School of Engineering & Icahn School of Medicine Announce Exchange
November 11, 2018
The Albert Nerken School of Engineering has entered into a "memorandum of understanding" with the Graduate School of Biomedical Sciences at the Icahn School of Medicine at Mount Sinai (ISMMS) that will allow students from both schools to take courses for credit and perform research at the other institution, it was announced this week.
"This exchange is great for our students and it's great for New York City," Richard Stock, dean of the school of engineering says. "By opening up specialized bio-medical labs and courses to our engineering students, while offering our world-class engineering resources to ISMMS, we continue to bolster this city as a major location for STEM research."
ISMMS, located on the Eastern edge of Central Park, is the medical school for the Mount Sinai Health System, which includes seven hospital campuses, and has more than 5,000 faculty and nearly 2,000 students, residents and fellows. It received $348.5 million in National Institutes of Health (NIH) funding awarded to its researchers in 2018, 12th among U.S. medical schools for NIH funding, according to the ISMMS website.
Pending approvals by course directors and other relevant officials at the home and host institution, students will receive equivalent credits from the exchange. "The credits will be applicable to towards one's degree, pending advisor approval," Anita Raja, associate dean of research and graduate programs, who led the effort to formalize the relationship, says. "This will open up hundreds of courses to our students in fields like health and medicine, while ISMMS students get access to our specialized knowledge in tissue engineering, machine learning, and data science, among others. This will lead to larger, better funded research opportunities for students and faculty alike."
Organizers aim to begin the exchange in the Fall 2019 semester. It will last for three years at a limited scope while administrators work out how best to scale the exchange for the benefit of both institutions. “This collaboration holds great promise for enriching the academic experiences of our students and those at Cooper Union,” said Marta Filizola, PhD, Dean of the Graduate School of Biomedical Sciences and Professor of Pharmacological Sciences at ISMMS. “Both institutions are committed to a culture of innovation in research and education, and we are excited to offer this unique experience for students.”
The exchange came about after several years of an informal relationship between the two institutions. "We have many graduates that have gone on to pursue an MD at ISMMS, making us something of a pipeline for them, " Raja says.

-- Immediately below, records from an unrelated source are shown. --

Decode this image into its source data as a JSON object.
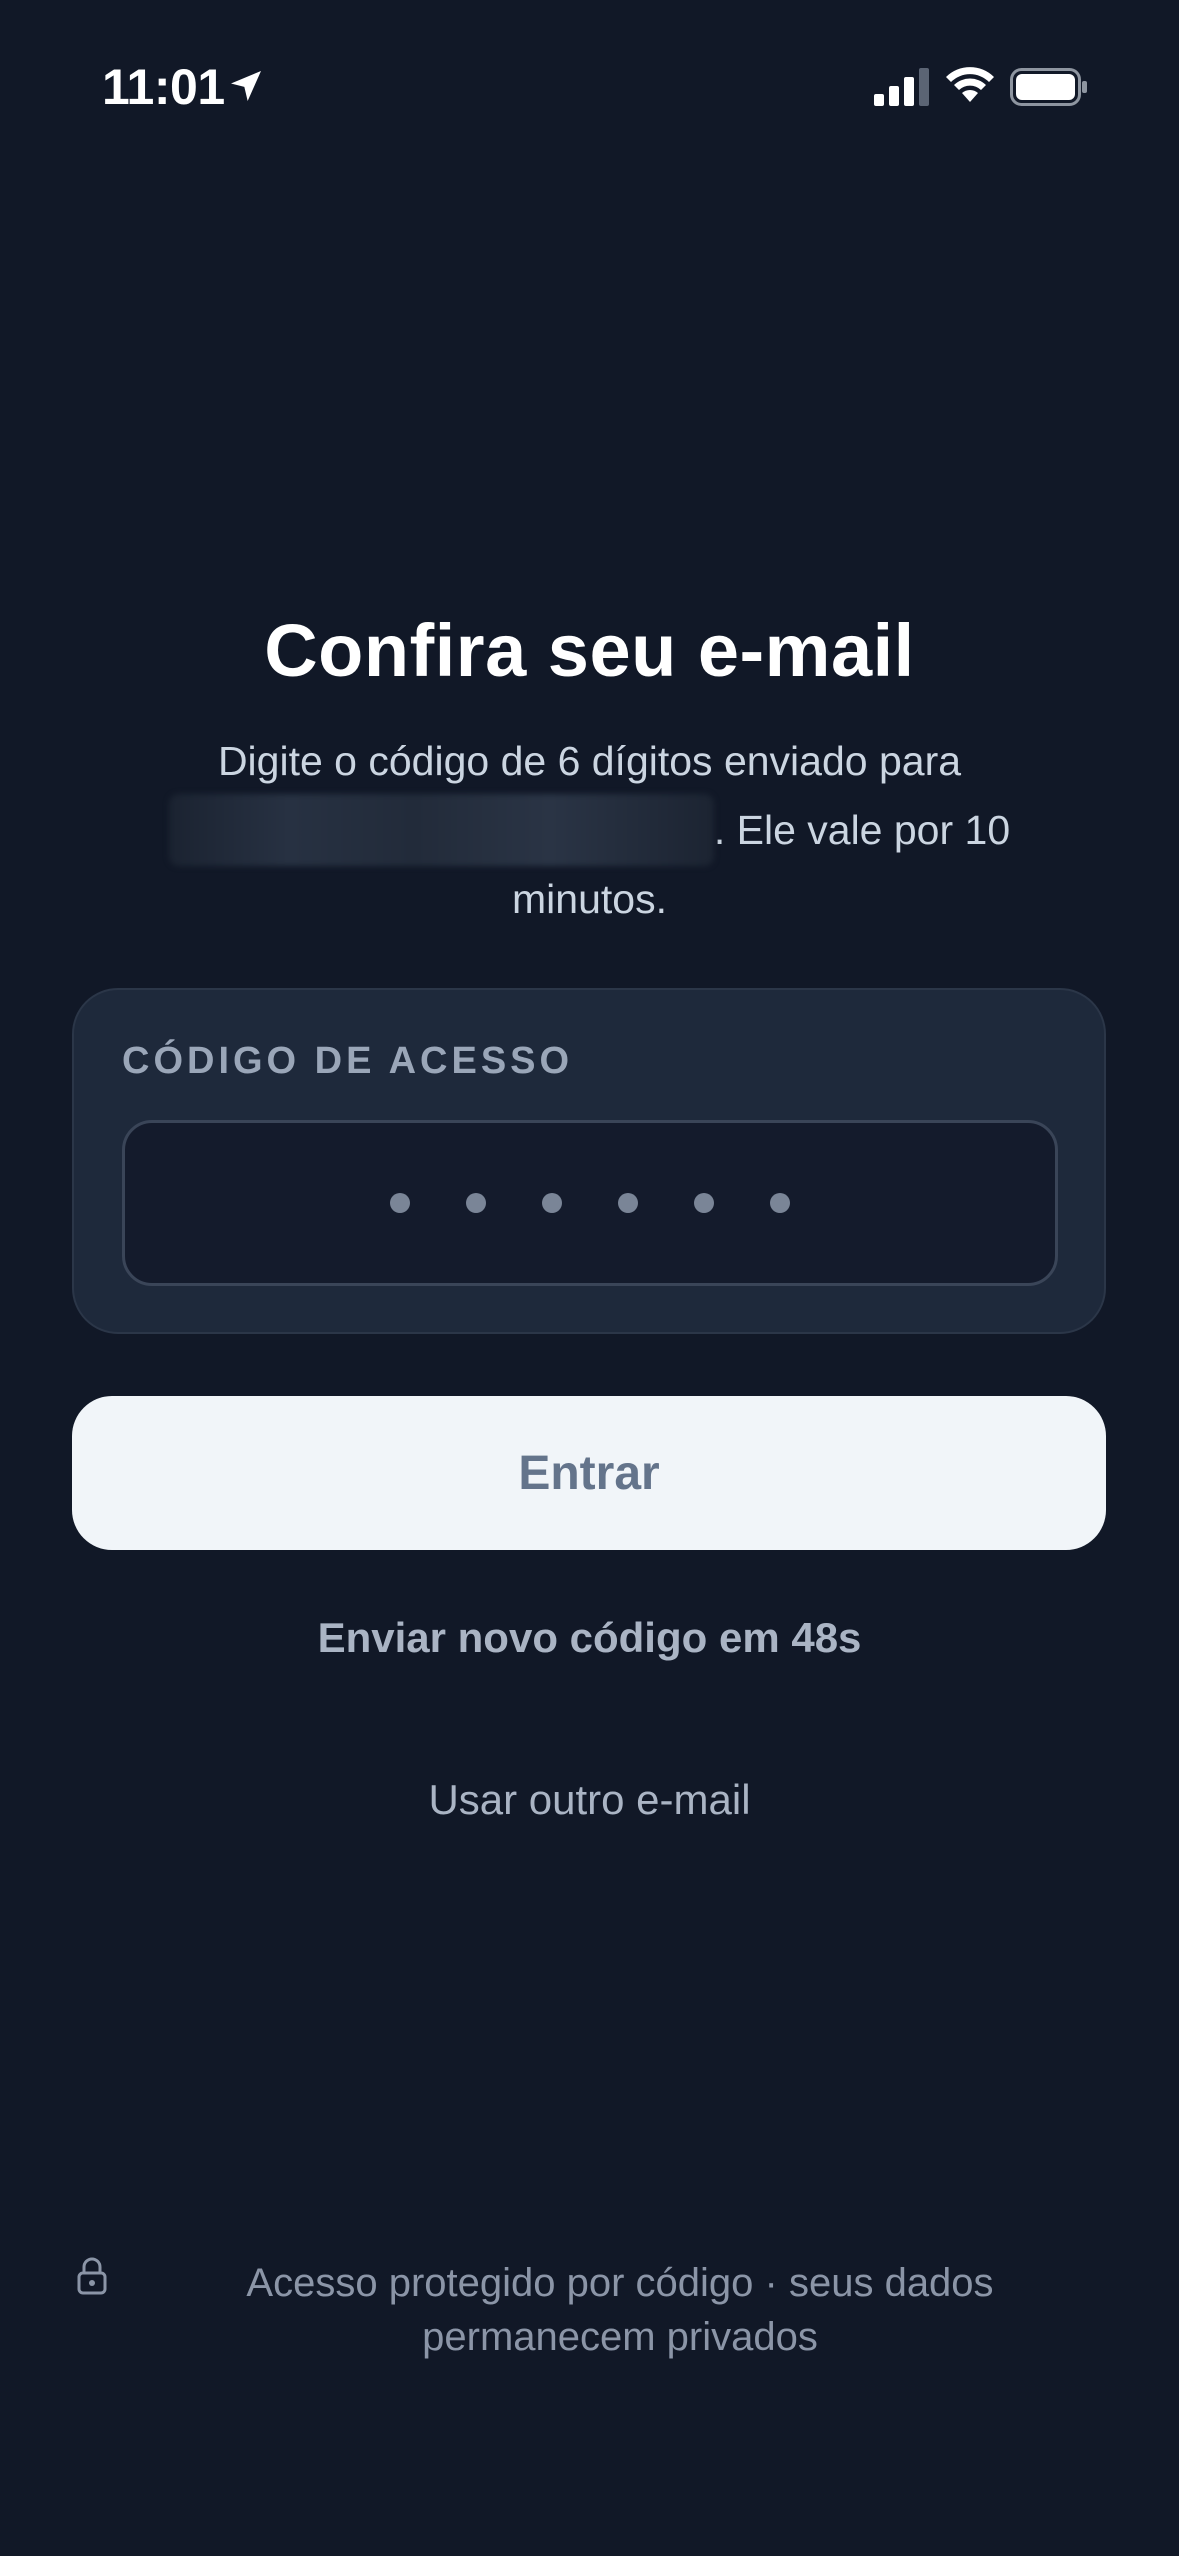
{
  "status_bar": {
    "time": "11:01",
    "icons": [
      "location-arrow-icon",
      "cellular-signal-icon",
      "wifi-icon",
      "battery-icon"
    ]
  },
  "title": "Confira seu e-mail",
  "subtitle": {
    "before_email": "Digite o código de 6 dígitos enviado para",
    "after_email": ". Ele vale por 10 minutos."
  },
  "code_card": {
    "label": "CÓDIGO DE ACESSO",
    "digit_count": 6
  },
  "buttons": {
    "submit": "Entrar",
    "resend": "Enviar novo código em 48s",
    "other_email": "Usar outro e-mail"
  },
  "footer": {
    "text": "Acesso protegido por código · seus dados permanecem privados",
    "icon": "lock-icon"
  },
  "colors": {
    "background": "#111827",
    "card": "#1E293B",
    "button_bg": "#F1F5F9",
    "button_text": "#64748B"
  }
}
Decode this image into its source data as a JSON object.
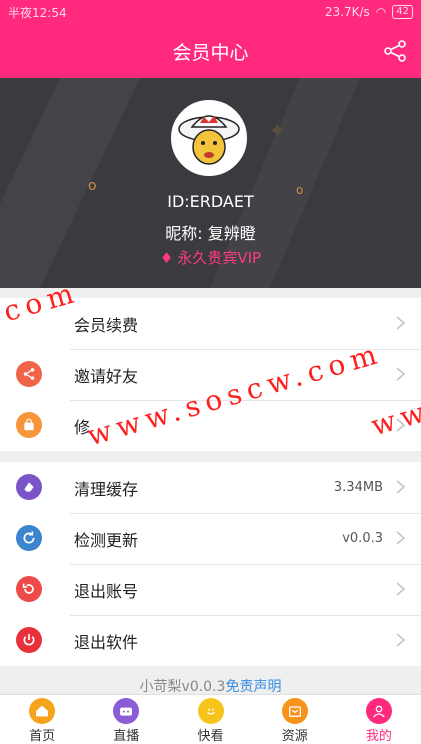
{
  "status": {
    "left": "半夜12:54",
    "right": "23.7K/s",
    "battery": "42"
  },
  "header": {
    "title": "会员中心"
  },
  "profile": {
    "id_text": "ID:ERDAET",
    "nickname": "昵称: 复辨瞪",
    "vip_text": "永久贵宾VIP"
  },
  "menu1": [
    {
      "label": "会员续费",
      "icon": "crown-icon",
      "color": "#ffffff"
    },
    {
      "label": "邀请好友",
      "icon": "share-icon",
      "color": "#f0654a"
    },
    {
      "label": "修",
      "icon": "bag-icon",
      "color": "#f7953a"
    }
  ],
  "menu2": [
    {
      "label": "清理缓存",
      "value": "3.34MB",
      "icon": "eraser-icon",
      "color": "#7b55c7"
    },
    {
      "label": "检测更新",
      "value": "v0.0.3",
      "icon": "refresh-icon",
      "color": "#3b85cf"
    },
    {
      "label": "退出账号",
      "value": "",
      "icon": "logout-icon",
      "color": "#ef4a4a"
    },
    {
      "label": "退出软件",
      "value": "",
      "icon": "power-icon",
      "color": "#e8313a"
    }
  ],
  "footer": {
    "text": "小苛梨v0.0.3",
    "link": "免责声明"
  },
  "tabs": [
    {
      "label": "首页",
      "color": "#f7a21b"
    },
    {
      "label": "直播",
      "color": "#8a5cd6"
    },
    {
      "label": "快看",
      "color": "#f7c41b"
    },
    {
      "label": "资源",
      "color": "#f7931b"
    },
    {
      "label": "我的",
      "color": "#ff2a7e"
    }
  ],
  "watermarks": [
    ".com",
    "www.soscw.com",
    "www"
  ]
}
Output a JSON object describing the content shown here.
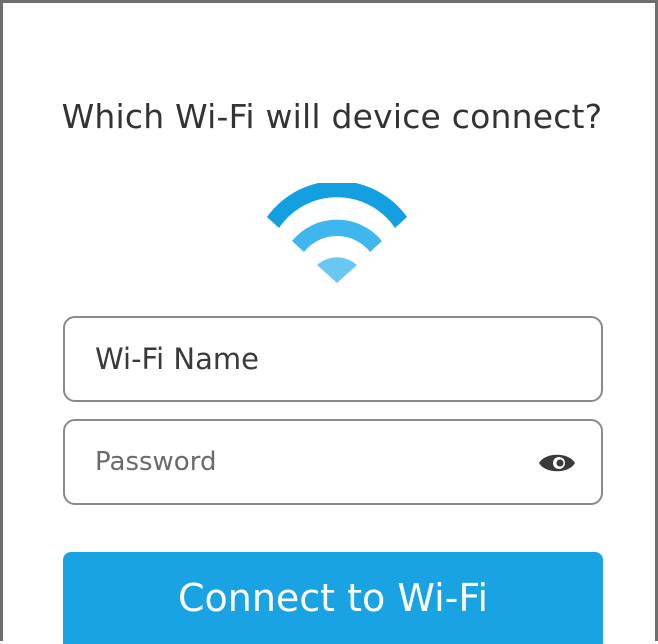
{
  "header": {
    "title": "Which Wi-Fi will device connect?"
  },
  "wifi_icon": {
    "name": "wifi-icon",
    "colors": {
      "top_arc": "#149fe0",
      "middle_arc": "#3fb7ee",
      "dot": "#69c8f2"
    }
  },
  "form": {
    "wifi_name": {
      "placeholder": "Wi-Fi Name",
      "value": ""
    },
    "password": {
      "placeholder": "Password",
      "value": "",
      "visibility_icon": "eye-icon"
    }
  },
  "actions": {
    "connect_label": "Connect to Wi-Fi"
  },
  "colors": {
    "accent": "#1aa3e2",
    "border": "#8a8a8a",
    "text": "#333333"
  }
}
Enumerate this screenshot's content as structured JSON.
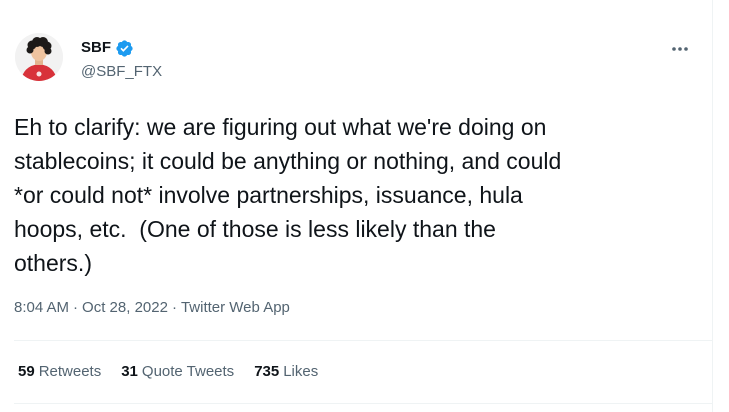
{
  "author": {
    "display_name": "SBF",
    "handle": "@SBF_FTX",
    "verified": true
  },
  "tweet": {
    "text": "Eh to clarify: we are figuring out what we're doing on\nstablecoins; it could be anything or nothing, and could\n*or could not* involve partnerships, issuance, hula\nhoops, etc.  (One of those is less likely than the\nothers.)"
  },
  "meta": {
    "time": "8:04 AM",
    "separator": "·",
    "date": "Oct 28, 2022",
    "source": "Twitter Web App"
  },
  "stats": {
    "retweets": {
      "count": "59",
      "label": "Retweets"
    },
    "quote_tweets": {
      "count": "31",
      "label": "Quote Tweets"
    },
    "likes": {
      "count": "735",
      "label": "Likes"
    }
  },
  "icons": {
    "verified": "verified-badge-icon",
    "more": "more-options-icon"
  },
  "colors": {
    "verified_blue": "#1d9bf0",
    "secondary_text": "#536471",
    "divider": "#eff3f4",
    "shirt_red": "#d8323a"
  }
}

More recently a number of research projects have sent Cooper students to the labs at Mt. Sinai. Presently two mechanical engineering students are collaborating with members of ISMMS on developing a better skull clamp. Past projects include a portable incubator system for growing cells, and a bioreactor for growing lung tissue.
"I think the new collaboration represents a really spectacular opportunity for both students and faculty," Eric Lima, associate professor of mechanical engineering, says. "One of the biggest challenges for an engineer is getting a juicy, important problem to solve. The researchers and doctors at Mt Sinai are awash with these. One of the biggest challenges for them is getting dedicated engineering work and know-how. We have plenty of that here. Together we will be able to identify important problems and solve them.”